Zu den Merkwürdigkeiten der „Corona-Krise“ gehört ihr absurder Effekt auf die gesellschaftliche Linke. Gerade „Ältere“ – die selbst, soweit man das weiß, ja eher zu den „Risikogruppen“ zählen – scheinen zuweilen fast mehr als vom Virus selbst davon erschreckt zu sein, wie schnell, weitreichend und widerstandslos Grundrechte suspendiert werden können und wie stark die jeweiligen Machthaber davon profitieren. Die „Jüngeren“ dagegen, die persönlich weniger gefährdet sind, neigen offenbar häufig dazu, der existenziellen Bedrohung durch die Infektionskrankheit alles unterzuordnen und eher noch konsequentere „Maßnahmen“ zu fordern. Während diese idealtypischen Älteren also bei politischem Pessimismus zu „virologischem“ Optimismus neigen, ist es bei den Jüngeren umgekehrt. Und eine negative Cui-bono-Frage – wen stört die Situation am meisten, richtig: die Konzerne – trägt zu einer Haltung bei, die linke Gesinnung am Härtegrad des „Lockdowns“ misst.

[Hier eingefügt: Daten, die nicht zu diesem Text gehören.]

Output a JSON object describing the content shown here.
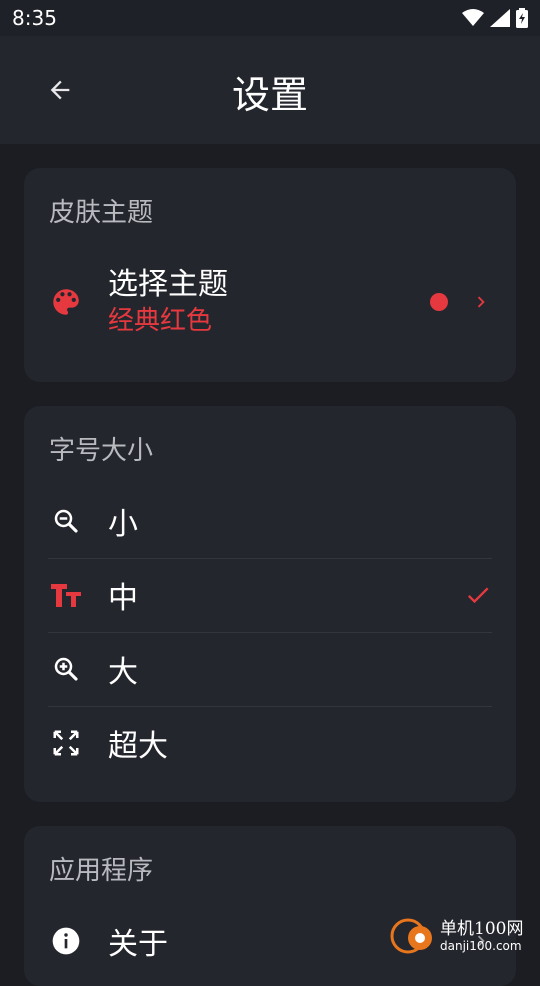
{
  "status_bar": {
    "time": "8:35"
  },
  "app_bar": {
    "title": "设置"
  },
  "skin_section": {
    "title": "皮肤主题",
    "item": {
      "label": "选择主题",
      "value": "经典红色"
    }
  },
  "font_section": {
    "title": "字号大小",
    "items": [
      {
        "label": "小",
        "selected": false
      },
      {
        "label": "中",
        "selected": true
      },
      {
        "label": "大",
        "selected": false
      },
      {
        "label": "超大",
        "selected": false
      }
    ]
  },
  "app_section": {
    "title": "应用程序",
    "items": [
      {
        "label": "关于"
      }
    ]
  },
  "watermark": {
    "name": "单机100网",
    "url": "danji100.com"
  },
  "colors": {
    "accent": "#e5393f",
    "background": "#1b1d23",
    "card": "#24262d"
  }
}
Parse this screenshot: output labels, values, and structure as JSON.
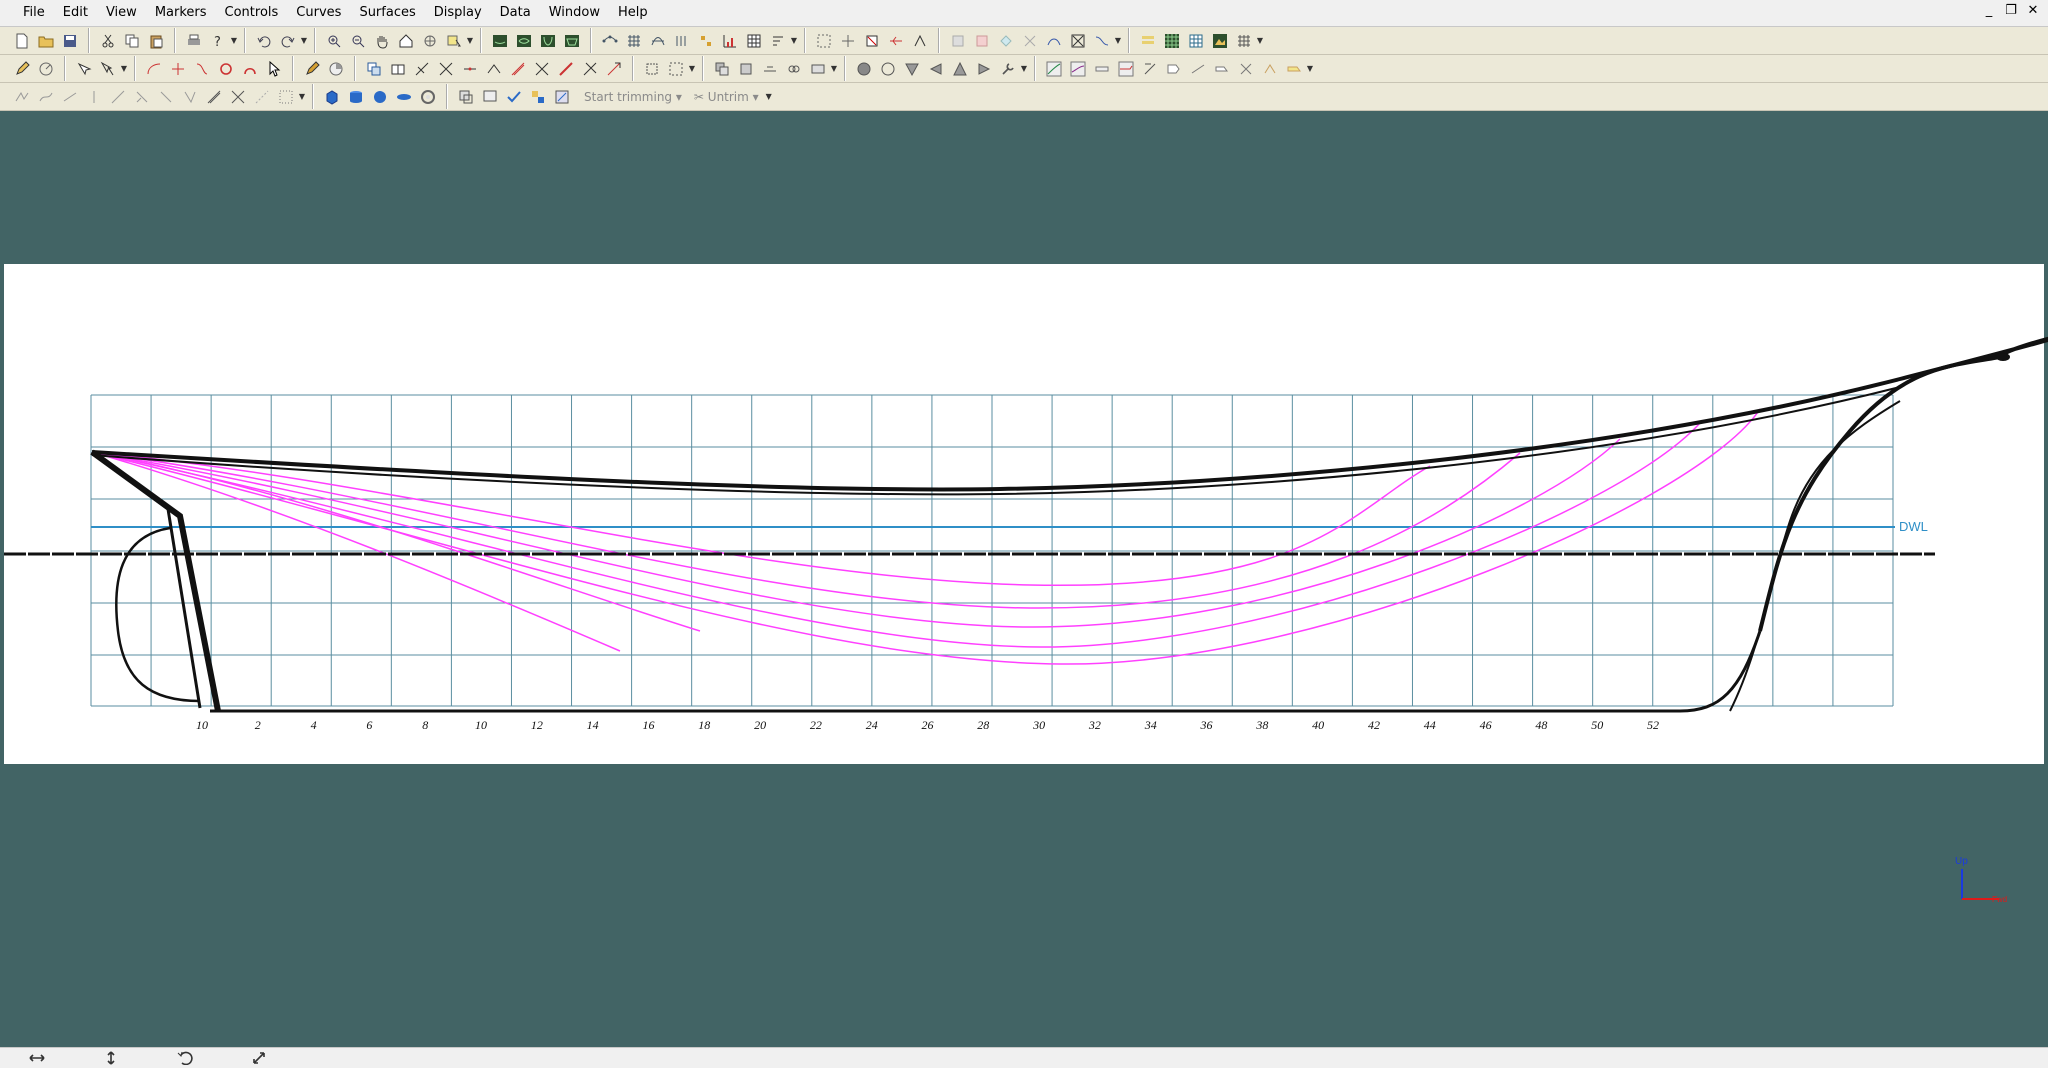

Velten Schäfer, Neues Deutschland

Schäfer bringt diese von ihm diagnostizierten Unterschiede mit dem Kampf gegen die Notstandsgesetze in Verbindung und erinnert auch daran, dass schon vor der Klimakrise von jüngeren Aktivisten unbefangen der Ausrufung eines Notstands gefordert wurde:

Diese Verdrehung der Positionen hat Geschichte. Die heute älteren Traditionen der Linken – rund um die „Neue Linke“ der 1960er und 1970er Jahre – haben als Kristallisationspunkt den Widerstand gegen die Notstandsgesetze von 1968. In der jüngeren Tradition gilt hingegen gerade das Ausrufen von Notständen – von Beschneidungen des politischen Prozesses durch die Exekutive – als Mittel gesellschaftlicher Transformation. Am Sichtbarsten wurde dies zuletzt in der Klimafrage. So schließen sich diese Jüngeren zunehmend unkritisch vermeintlichen Maßnahmenchampions à la Markus Söder an, während jene Älteren plötzlich neben den Neoliberalen stehen, denen es freilich weniger um demokratische Rechte geht als um das Wiederanfahren der Profitwirtschaft.

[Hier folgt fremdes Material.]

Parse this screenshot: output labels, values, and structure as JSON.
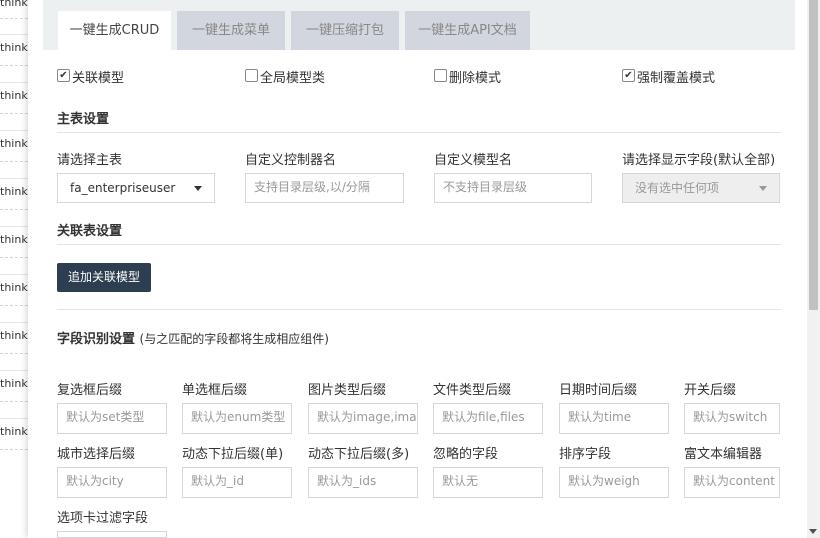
{
  "background": {
    "items": [
      "think",
      "think",
      "think",
      "think",
      "think",
      "think",
      "think",
      "think",
      "think",
      "think"
    ]
  },
  "tabs": [
    {
      "label": "一键生成CRUD",
      "active": true
    },
    {
      "label": "一键生成菜单",
      "active": false
    },
    {
      "label": "一键压缩打包",
      "active": false
    },
    {
      "label": "一键生成API文档",
      "active": false
    }
  ],
  "options": [
    {
      "label": "关联模型",
      "checked": true
    },
    {
      "label": "全局模型类",
      "checked": false
    },
    {
      "label": "删除模式",
      "checked": false
    },
    {
      "label": "强制覆盖模式",
      "checked": true
    }
  ],
  "main_settings": {
    "title": "主表设置",
    "table_label": "请选择主表",
    "table_value": "fa_enterpriseuser",
    "controller_label": "自定义控制器名",
    "controller_placeholder": "支持目录层级,以/分隔",
    "model_label": "自定义模型名",
    "model_placeholder": "不支持目录层级",
    "fields_label": "请选择显示字段(默认全部)",
    "fields_placeholder": "没有选中任何项"
  },
  "relation_settings": {
    "title": "关联表设置",
    "add_button": "追加关联模型"
  },
  "field_settings": {
    "title": "字段识别设置",
    "subtitle": "(与之匹配的字段都将生成相应组件)",
    "fields": [
      {
        "label": "复选框后缀",
        "placeholder": "默认为set类型"
      },
      {
        "label": "单选框后缀",
        "placeholder": "默认为enum类型"
      },
      {
        "label": "图片类型后缀",
        "placeholder": "默认为image,images"
      },
      {
        "label": "文件类型后缀",
        "placeholder": "默认为file,files"
      },
      {
        "label": "日期时间后缀",
        "placeholder": "默认为time"
      },
      {
        "label": "开关后缀",
        "placeholder": "默认为switch"
      },
      {
        "label": "城市选择后缀",
        "placeholder": "默认为city"
      },
      {
        "label": "动态下拉后缀(单)",
        "placeholder": "默认为_id"
      },
      {
        "label": "动态下拉后缀(多)",
        "placeholder": "默认为_ids"
      },
      {
        "label": "忽略的字段",
        "placeholder": "默认无"
      },
      {
        "label": "排序字段",
        "placeholder": "默认为weigh"
      },
      {
        "label": "富文本编辑器",
        "placeholder": "默认为content"
      },
      {
        "label": "选项卡过滤字段",
        "placeholder": ""
      }
    ]
  },
  "colors": {
    "tab_bar_bg": "#ecf0f1",
    "tab_inactive_bg": "#d2d6de",
    "button_dark": "#2c3e50"
  }
}
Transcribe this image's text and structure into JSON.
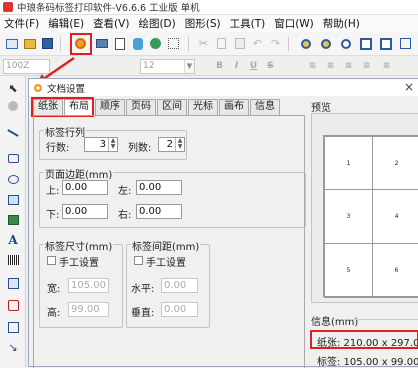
{
  "app": {
    "title": "中琅条码标签打印软件-V6.6.6 工业版 单机"
  },
  "menu": [
    "文件(F)",
    "编辑(E)",
    "查看(V)",
    "绘图(D)",
    "图形(S)",
    "工具(T)",
    "窗口(W)",
    "帮助(H)"
  ],
  "formatbar": {
    "zoom": "100Z",
    "font_size": "12",
    "bold": "B",
    "italic": "I",
    "underline": "U",
    "strike": "S"
  },
  "dialog": {
    "title": "文档设置",
    "close": "×",
    "tabs": [
      "纸张",
      "布局",
      "顺序",
      "页码",
      "区间",
      "光标",
      "画布",
      "信息"
    ],
    "active_tab": 1,
    "layout": {
      "rows_group": "标签行列",
      "rows_label": "行数:",
      "rows_value": "3",
      "cols_label": "列数:",
      "cols_value": "2",
      "margin_group": "页面边距(mm)",
      "top_label": "上:",
      "top_value": "0.00",
      "left_label": "左:",
      "left_value": "0.00",
      "bottom_label": "下:",
      "bottom_value": "0.00",
      "right_label": "右:",
      "right_value": "0.00",
      "size_group": "标签尺寸(mm)",
      "size_manual": "手工设置",
      "width_label": "宽:",
      "width_value": "105.00",
      "height_label": "高:",
      "height_value": "99.00",
      "gap_group": "标签间距(mm)",
      "gap_manual": "手工设置",
      "hgap_label": "水平:",
      "hgap_value": "0.00",
      "vgap_label": "垂直:",
      "vgap_value": "0.00"
    },
    "preview": {
      "label": "预览",
      "cells": [
        "1",
        "2",
        "3",
        "4",
        "5",
        "6"
      ]
    },
    "info": {
      "label": "信息(mm)",
      "paper": "纸张: 210.00 x 297.00",
      "label_size": "标签: 105.00 x 99.00"
    }
  },
  "colors": {
    "highlight": "#e02020",
    "arrow": "#e02020"
  }
}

Velten Schäfer, Neues Deutschland

Wenn aus einer gesellschaftlichen Frage ein Generationskonflikt gemacht wird

Tatsächlich könnte man hier fragen, ob die unbefangene Herangehensweise jüngerer Leute an die Politik des Notstands wirklich damit zu tun hat, dass sie nicht mehr viel über die Bewegung gegen die Notstandsgesetze wissen?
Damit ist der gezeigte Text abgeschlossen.